The LaserHybrid system is impressive in terms of its results too. It achieves a penetration depth of up to ten mm with perfect weld seam quality, thereby enabling fillet welds to be welded in one weld layer with no weld-seam preparation. In this way, a LaserHybridwelded seam with a throat thickness of 5 mm can achieve the same load capacity as a MAG-welded seam with a throat thickness of 8 mm. However, this would require extensive weld-seam preparation that is restricted by tolerances and multiple weld layers. By using the hybrid process, TRUMPF has succeeded in reducing the weld layers by an average of 15%. Above all for weld seams subjected to high stresses, TRUMPF prefers the LaserHybrid system. However, the machine manufacturer cannot completely do without conventional MAG welding, partly because with this process, weld seams can only be welded from a lying position, and partly because accessibility to the frames is limited. For this reason, the robot cell is fitted with a tool changer, allowing the laser to be used for preheating for the standard MAG process. This renders the annealing process unnecessary and the entire process chain can occur on site.

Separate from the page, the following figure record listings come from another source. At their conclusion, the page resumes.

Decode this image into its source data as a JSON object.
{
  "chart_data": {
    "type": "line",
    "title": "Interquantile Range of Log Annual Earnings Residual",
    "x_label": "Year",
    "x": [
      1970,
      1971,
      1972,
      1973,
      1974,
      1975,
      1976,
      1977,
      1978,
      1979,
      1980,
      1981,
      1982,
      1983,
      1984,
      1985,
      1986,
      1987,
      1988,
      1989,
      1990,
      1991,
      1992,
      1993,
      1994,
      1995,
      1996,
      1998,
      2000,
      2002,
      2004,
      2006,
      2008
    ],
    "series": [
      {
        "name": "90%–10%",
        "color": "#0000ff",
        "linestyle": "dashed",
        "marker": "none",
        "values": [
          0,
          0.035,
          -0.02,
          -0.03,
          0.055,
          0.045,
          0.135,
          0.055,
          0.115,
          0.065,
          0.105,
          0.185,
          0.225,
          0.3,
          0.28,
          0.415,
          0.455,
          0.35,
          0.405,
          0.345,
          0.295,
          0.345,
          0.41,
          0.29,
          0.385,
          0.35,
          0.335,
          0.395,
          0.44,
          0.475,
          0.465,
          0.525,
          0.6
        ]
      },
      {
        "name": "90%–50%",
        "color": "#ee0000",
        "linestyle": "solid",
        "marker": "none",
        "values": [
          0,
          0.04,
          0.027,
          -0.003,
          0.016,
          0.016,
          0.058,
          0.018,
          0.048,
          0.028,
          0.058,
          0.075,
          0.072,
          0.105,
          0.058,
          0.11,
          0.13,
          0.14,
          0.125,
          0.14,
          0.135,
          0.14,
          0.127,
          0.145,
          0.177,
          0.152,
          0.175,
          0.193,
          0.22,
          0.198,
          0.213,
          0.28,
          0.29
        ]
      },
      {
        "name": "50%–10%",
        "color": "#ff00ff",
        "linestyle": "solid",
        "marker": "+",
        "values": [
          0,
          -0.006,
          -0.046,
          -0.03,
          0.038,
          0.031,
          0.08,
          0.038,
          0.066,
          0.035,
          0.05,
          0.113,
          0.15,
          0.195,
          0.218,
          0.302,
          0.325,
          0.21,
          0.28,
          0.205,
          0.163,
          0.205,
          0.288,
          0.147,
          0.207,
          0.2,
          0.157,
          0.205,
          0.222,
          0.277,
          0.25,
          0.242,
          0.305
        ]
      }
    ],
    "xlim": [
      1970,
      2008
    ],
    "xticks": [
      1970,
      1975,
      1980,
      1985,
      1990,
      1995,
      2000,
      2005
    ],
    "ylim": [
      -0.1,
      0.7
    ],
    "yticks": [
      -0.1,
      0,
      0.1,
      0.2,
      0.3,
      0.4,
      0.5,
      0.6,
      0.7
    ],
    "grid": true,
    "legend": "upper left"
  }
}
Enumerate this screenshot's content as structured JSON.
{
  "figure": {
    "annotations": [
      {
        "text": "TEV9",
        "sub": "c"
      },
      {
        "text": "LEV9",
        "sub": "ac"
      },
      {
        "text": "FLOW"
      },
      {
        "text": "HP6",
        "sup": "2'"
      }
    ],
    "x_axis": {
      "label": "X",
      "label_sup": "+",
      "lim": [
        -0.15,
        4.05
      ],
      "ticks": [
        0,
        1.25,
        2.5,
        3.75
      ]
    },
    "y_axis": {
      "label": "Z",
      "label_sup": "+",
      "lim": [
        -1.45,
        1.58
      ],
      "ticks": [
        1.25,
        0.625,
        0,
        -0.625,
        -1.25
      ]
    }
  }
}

A TPS 5000 power source provides the necessary energy and computing power both for the standard MAG process and the MAG element of the LaserHybrid system. The laser source, a TruDisk 8002 disc laser, and its optics are from TRUMPF. The device technology used contributes significantly to the high system availability of over 97%. In this way the machine manufacturer has significantly increased both the cost effectiveness and profitability of their production process. No wonder the LaserHybrid system impresses those in charge as well as customers and visitors. As Thomas Reiter says: “We are noticing huge interest in the technology. Users such as wind turbine manufacturers, who have to weld thick sheets with correspondingly large throat thicknesses, want to get on board too.”
“All those involved pulled together in such a way that it would have been almost impossible for an onlooker to tell Fronius and TRUMPF employees apart”
THOMAS REITER, Head of Production at TRUMPF Maschinen Austria GmbH + Co. KG ,was able to improve the profitability and process reliability of manufacturing machine frames and reduce delivery times with the aid of the LaserHybrid welding process.